Last week seemed like most other weeks, but it was the 40th anniversary of something that changed all of our lives. October 29th marked the day when 40 years ago, the first ARPANET message was sent, and voila!, the birth of the internet. Programmers talked by phone, coordinating their house-size machines, to send the letters l...o.... and failed to write the word 'login' before they crashed.
40 years later, we're each logging in hundreds of times a day. A great NPR story interviews these founding fathers as they wonder why they didn't think of something a little more historic to say.
Login - the most prosaic word to describe the last 40 years of the internet. You and me, logging in to read (web 1.0) or create (web 2.0) content.
What will the next 40 years bring?
On November 16th, you'll be able to create domains in Chinese characters, or German or anything you want. This is a huge step forward for accessibility and creativity. But that is an expansion of where we are today, and I think we have something more surprising to look forward to.
The internet is already the past (static brochure-like homepages), the present (twitter) and future all at once. The future is here today, only in pockets. It looks different not only because of the nature of the data being created, but because of who (or what) is communicating. There are currently 4 billion people connected to each other through the internet and mobile phones. There will be 8 billion in 2020. But there will be 50 billion machine connections, if predictions are correct, and we will be living in an internet of 'things'. Will they constantly tweet their presence? Will they predict what we should eat for breakfast? Will they learn from our behaviour and their own?
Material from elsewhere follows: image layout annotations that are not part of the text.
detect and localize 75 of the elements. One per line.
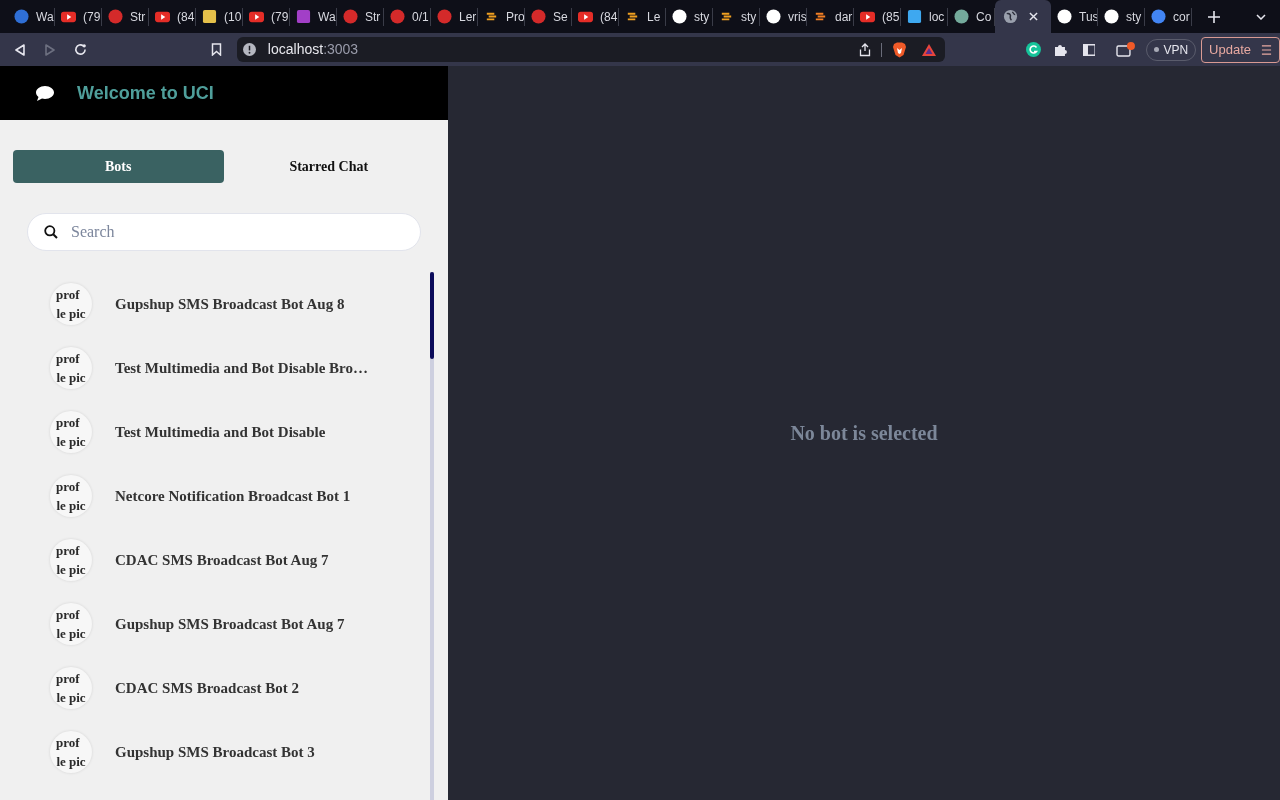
browser-tab[interactable]: vris (760, 7, 807, 26)
browser-tab[interactable]: (85 (854, 7, 901, 26)
broken-avatar-image: prof le pic (50, 731, 92, 773)
grammar-extension-icon[interactable] (1025, 42, 1041, 57)
new-tab-icon[interactable] (1208, 10, 1220, 23)
tab[interactable]: Bots (13, 150, 224, 183)
browser-tab[interactable] (995, 0, 1051, 33)
search-field[interactable]: Search (27, 213, 421, 251)
browser-tab[interactable]: sty (1098, 7, 1145, 26)
triangle-icon[interactable] (920, 42, 937, 57)
browser-tab[interactable]: Ler (431, 7, 478, 26)
scrollbar[interactable] (430, 272, 434, 800)
chevron-down-icon[interactable] (1256, 13, 1266, 20)
broken-avatar-image: prof le pic (50, 475, 92, 517)
browser-tab[interactable]: 0/1 (384, 7, 431, 26)
browser-tab[interactable]: (84 (572, 7, 619, 26)
bot-name: Gupshup SMS Broadcast Bot Aug 8 (115, 294, 345, 314)
browser-tab[interactable]: Le (619, 7, 666, 26)
browser-tab[interactable]: Pro (478, 7, 525, 26)
bot-name: CDAC SMS Broadcast Bot Aug 7 (115, 550, 329, 570)
broken-avatar-image: prof le pic (50, 347, 92, 389)
browser-tab[interactable]: sty (666, 7, 713, 26)
search-icon (44, 225, 58, 239)
url-text: localhost:3003 (267, 40, 359, 59)
share-icon[interactable] (858, 42, 871, 57)
chat-bubble-icon (35, 84, 55, 102)
browser-tab[interactable]: loc (901, 7, 948, 26)
broken-avatar-image: prof le pic (50, 603, 92, 645)
browser-tab[interactable]: cor (1145, 7, 1192, 26)
puzzle-icon[interactable] (1053, 42, 1068, 57)
bot-list-item[interactable]: prof le pic CDAC SMS Broadcast Bot 2 (0, 656, 430, 720)
bot-name: Gupshup SMS Broadcast Bot 3 (115, 742, 315, 762)
app-title: Welcome to UCI (77, 81, 214, 105)
browser-tab[interactable]: Se (525, 7, 572, 26)
browser-tab[interactable]: (84 (149, 7, 196, 26)
browser-tab[interactable]: (79 (55, 7, 102, 26)
bot-list-item[interactable]: prof le pic Gupshup SMS Broadcast Bot 3 (0, 720, 430, 784)
browser-tab[interactable]: sty (713, 7, 760, 26)
sidebar-icon[interactable] (1082, 43, 1096, 56)
vpn-label: VPN (1163, 41, 1189, 59)
bot-name: Gupshup SMS Broadcast Bot Aug 7 (115, 614, 345, 634)
info-icon (242, 43, 256, 56)
bot-list-item[interactable]: prof le pic Test Multimedia and Bot Disable (0, 400, 430, 464)
browser-tab[interactable]: dar (807, 7, 854, 26)
bot-name: Netcore Notification Broadcast Bot 1 (115, 486, 351, 506)
bot-list-item[interactable]: prof le pic Gupshup SMS Broadcast Bot Aug 7 (0, 592, 430, 656)
bot-name: Test Multimedia and Bot Disable (115, 422, 326, 442)
browser-tab[interactable]: Str (102, 7, 149, 26)
forward-icon[interactable] (43, 43, 56, 56)
tab[interactable]: Starred Chat (223, 150, 434, 183)
broken-avatar-image: prof le pic (50, 411, 92, 453)
browser-tab[interactable]: (79 (243, 7, 290, 26)
bot-name: Test Multimedia and Bot Disable Bro… (115, 358, 368, 378)
bot-name: CDAC SMS Broadcast Bot 2 (115, 678, 299, 698)
browser-tab[interactable]: Str (337, 7, 384, 26)
reload-icon[interactable] (73, 43, 87, 56)
empty-state-message: No bot is selected (790, 420, 938, 446)
close-icon[interactable] (1029, 12, 1038, 21)
lion-shield-icon[interactable] (891, 41, 907, 58)
wallet-icon[interactable] (1116, 41, 1137, 58)
broken-avatar-image: prof le pic (50, 667, 92, 709)
bot-list-item[interactable]: prof le pic Test Multimedia and Bot Disable Bro… (0, 336, 430, 400)
menu-icon (1261, 43, 1272, 56)
browser-tab[interactable]: (10 (196, 7, 243, 26)
bot-list-item[interactable]: prof le pic Netcore Notification Broadcast Bot 1 (0, 464, 430, 528)
bookmark-icon[interactable] (210, 43, 222, 56)
broken-avatar-image: prof le pic (50, 283, 92, 325)
bot-list-item[interactable]: prof le pic Gupshup SMS Broadcast Bot Aug 8 (0, 272, 430, 336)
back-icon[interactable] (14, 43, 26, 56)
browser-tab[interactable]: Wa (8, 7, 55, 26)
browser-tab[interactable]: Wa (290, 7, 337, 26)
bot-list-item[interactable]: prof le pic CDAC SMS Broadcast Bot Aug 7 (0, 528, 430, 592)
broken-avatar-image: prof le pic (50, 539, 92, 581)
update-button[interactable]: Update (1201, 36, 1280, 63)
address-bar[interactable]: localhost:3003 (236, 37, 945, 62)
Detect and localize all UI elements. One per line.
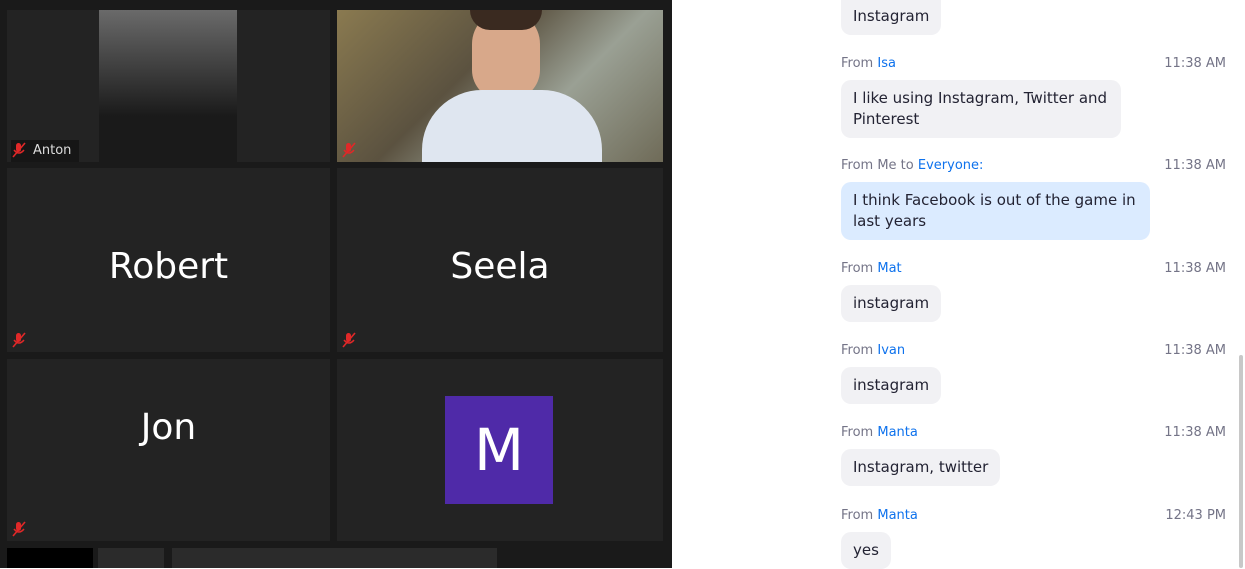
recipient-name[interactable]: Everyone: <box>918 158 984 173</box>
chat-message-header: From Manta 11:38 AM <box>841 425 1226 440</box>
participant-video <box>99 10 237 162</box>
mic-muted-icon <box>342 332 356 348</box>
video-gallery: Anton Robert Seela Jon M <box>0 0 672 568</box>
mic-muted-icon <box>12 332 26 348</box>
chat-message: I like using Instagram, Twitter and Pint… <box>841 80 1121 138</box>
chat-message: Instagram <box>841 0 942 35</box>
video-tile-m[interactable]: M <box>337 359 663 541</box>
video-tile-jon[interactable]: Jon <box>7 359 330 541</box>
video-tile-camera[interactable] <box>337 10 663 162</box>
participant-name: Robert <box>108 246 229 287</box>
video-tile-seela[interactable]: Seela <box>337 168 663 352</box>
chat-scrollbar[interactable] <box>1239 355 1243 568</box>
chat-message: instagram <box>841 367 942 404</box>
chat-panel: Instagram From Isa 11:38 AM I like using… <box>822 0 1245 569</box>
thumbnail[interactable] <box>172 548 497 568</box>
sender-name[interactable]: Isa <box>877 56 896 71</box>
participant-name: Seela <box>450 246 550 287</box>
thumbnail[interactable] <box>98 548 164 568</box>
chat-message-header: From Mat 11:38 AM <box>841 261 1226 276</box>
participant-name: Jon <box>140 407 197 448</box>
thumbnail-strip <box>7 548 663 568</box>
mic-muted-icon <box>342 142 356 158</box>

As with any set of technologies, it can be used for just about anything we can imagine. But what it clearly will do is create transparency not only about what our best friends and distant bloggers are thinking, but about the long term impact of today's actions. We will create data about our actions, not just words and information. Imagine a house that learns from your energy use and then begins to help you save energy based on that knowledge, automatically turning off your boiler, or showing you today what your actions will mean tomorrow (ie: how much money you'll be spending on energy over 10 years). Imagine what we could do with this kind of feedback. (Taste the future from AlertMe and Google).
We'll have come a long way from 'login' to the world of instant feedback. How will we use this in the next 20 years, in 40 years? Climate change in particular is one problem that results from this lack of feedback.
Our next 'login' message just might be our actions -- speaking louder than words.